Anatomy of Capability Emergence: Scale-Invariant Representation Collapse and Top-Down Reorganization in Neural Networks
Jayadev Billa · Feb 17, 2026 · Citations: 0
Abstract
Capability emergence during neural network training remains mechanistically opaque. We track five geometric measures across five model scales (405K--85M parameters), 120 task$\times$level$\times$ model combinations (119 achieving accuracy-based emergence) across eight algorithmic tasks, and three Pythia language models (160M--2.8B). We find: (1) training begins with a universal representation collapse to task-specific floors that are scale-invariant across a 210$\times$ parameter range (e.g., modular arithmetic collapses to RANKME $\,\approx\,$2.0 regardless of model size); (2) collapse propagates top-down through layers (28/32 task$ \times $model consistency), contradicting bottom-up feature-building intuition; (3) a geometric hierarchy in which representation geometry leads emergence (100% precursor rate for hard tasks across all model sizes), while the local learning coefficient is synchronous (0/24 precursor) and Hessian measures lag.
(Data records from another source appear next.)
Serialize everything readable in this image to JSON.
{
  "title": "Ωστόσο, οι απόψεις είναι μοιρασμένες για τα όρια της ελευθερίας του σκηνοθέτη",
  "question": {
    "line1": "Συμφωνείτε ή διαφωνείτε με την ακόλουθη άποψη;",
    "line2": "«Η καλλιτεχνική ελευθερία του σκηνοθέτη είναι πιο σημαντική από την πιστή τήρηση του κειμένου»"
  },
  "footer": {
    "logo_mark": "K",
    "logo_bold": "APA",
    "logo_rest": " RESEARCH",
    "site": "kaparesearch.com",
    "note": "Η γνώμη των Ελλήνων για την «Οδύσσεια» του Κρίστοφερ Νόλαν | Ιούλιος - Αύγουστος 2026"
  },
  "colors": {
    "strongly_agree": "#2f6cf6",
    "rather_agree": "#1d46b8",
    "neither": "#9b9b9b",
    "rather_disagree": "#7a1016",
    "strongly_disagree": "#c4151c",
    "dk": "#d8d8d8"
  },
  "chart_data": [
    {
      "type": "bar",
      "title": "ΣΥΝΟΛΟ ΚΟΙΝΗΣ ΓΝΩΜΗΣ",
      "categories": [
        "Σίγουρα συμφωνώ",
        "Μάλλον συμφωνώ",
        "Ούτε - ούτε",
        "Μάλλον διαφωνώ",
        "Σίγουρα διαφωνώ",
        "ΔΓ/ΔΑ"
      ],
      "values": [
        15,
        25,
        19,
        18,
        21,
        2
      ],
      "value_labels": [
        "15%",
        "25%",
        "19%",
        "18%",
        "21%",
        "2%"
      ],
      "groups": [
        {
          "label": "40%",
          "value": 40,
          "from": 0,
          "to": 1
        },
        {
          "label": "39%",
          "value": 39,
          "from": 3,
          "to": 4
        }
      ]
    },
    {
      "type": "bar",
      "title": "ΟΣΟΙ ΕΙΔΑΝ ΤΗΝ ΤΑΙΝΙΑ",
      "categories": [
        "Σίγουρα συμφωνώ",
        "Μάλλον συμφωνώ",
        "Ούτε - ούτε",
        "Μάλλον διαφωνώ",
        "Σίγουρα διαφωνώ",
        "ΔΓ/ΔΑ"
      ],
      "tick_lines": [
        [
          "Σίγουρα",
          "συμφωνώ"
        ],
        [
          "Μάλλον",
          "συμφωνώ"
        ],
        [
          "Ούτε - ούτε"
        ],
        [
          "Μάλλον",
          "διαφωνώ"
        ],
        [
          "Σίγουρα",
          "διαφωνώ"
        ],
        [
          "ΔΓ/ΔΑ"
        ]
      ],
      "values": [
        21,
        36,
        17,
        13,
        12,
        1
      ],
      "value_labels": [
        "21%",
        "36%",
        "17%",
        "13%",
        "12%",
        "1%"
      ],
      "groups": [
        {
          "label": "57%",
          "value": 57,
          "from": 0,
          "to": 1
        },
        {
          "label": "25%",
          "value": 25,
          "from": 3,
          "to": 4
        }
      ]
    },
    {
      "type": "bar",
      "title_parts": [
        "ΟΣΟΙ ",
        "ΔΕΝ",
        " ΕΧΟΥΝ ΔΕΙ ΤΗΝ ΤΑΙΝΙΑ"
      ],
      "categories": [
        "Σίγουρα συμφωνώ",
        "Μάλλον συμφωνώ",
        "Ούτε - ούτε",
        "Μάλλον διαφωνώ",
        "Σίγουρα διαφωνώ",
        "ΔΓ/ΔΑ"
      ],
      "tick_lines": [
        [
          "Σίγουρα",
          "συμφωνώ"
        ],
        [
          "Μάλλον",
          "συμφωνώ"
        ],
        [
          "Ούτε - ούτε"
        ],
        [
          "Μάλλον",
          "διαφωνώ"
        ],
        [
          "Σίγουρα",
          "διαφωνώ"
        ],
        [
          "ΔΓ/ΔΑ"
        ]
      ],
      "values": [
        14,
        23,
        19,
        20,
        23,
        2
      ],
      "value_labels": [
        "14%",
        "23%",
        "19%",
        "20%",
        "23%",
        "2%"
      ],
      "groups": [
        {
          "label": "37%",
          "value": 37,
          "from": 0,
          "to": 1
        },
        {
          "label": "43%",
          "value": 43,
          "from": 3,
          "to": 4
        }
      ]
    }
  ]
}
We also delineate prediction limits: geometric measures encode coarse task difficulty but not fine-grained timing (within-class concordance ranges from 52% for easy tasks to 69% for hard tasks; when task ordering reverses across scales, prediction fails at 26%). On Pythia, global geometric patterns replicate but per-task precursor signals do not, as the precursor relationship requires task--training alignment that naturalistic pre-training does not provide. Our contribution is the geometric anatomy of emergence and its boundary conditions, not a prediction tool.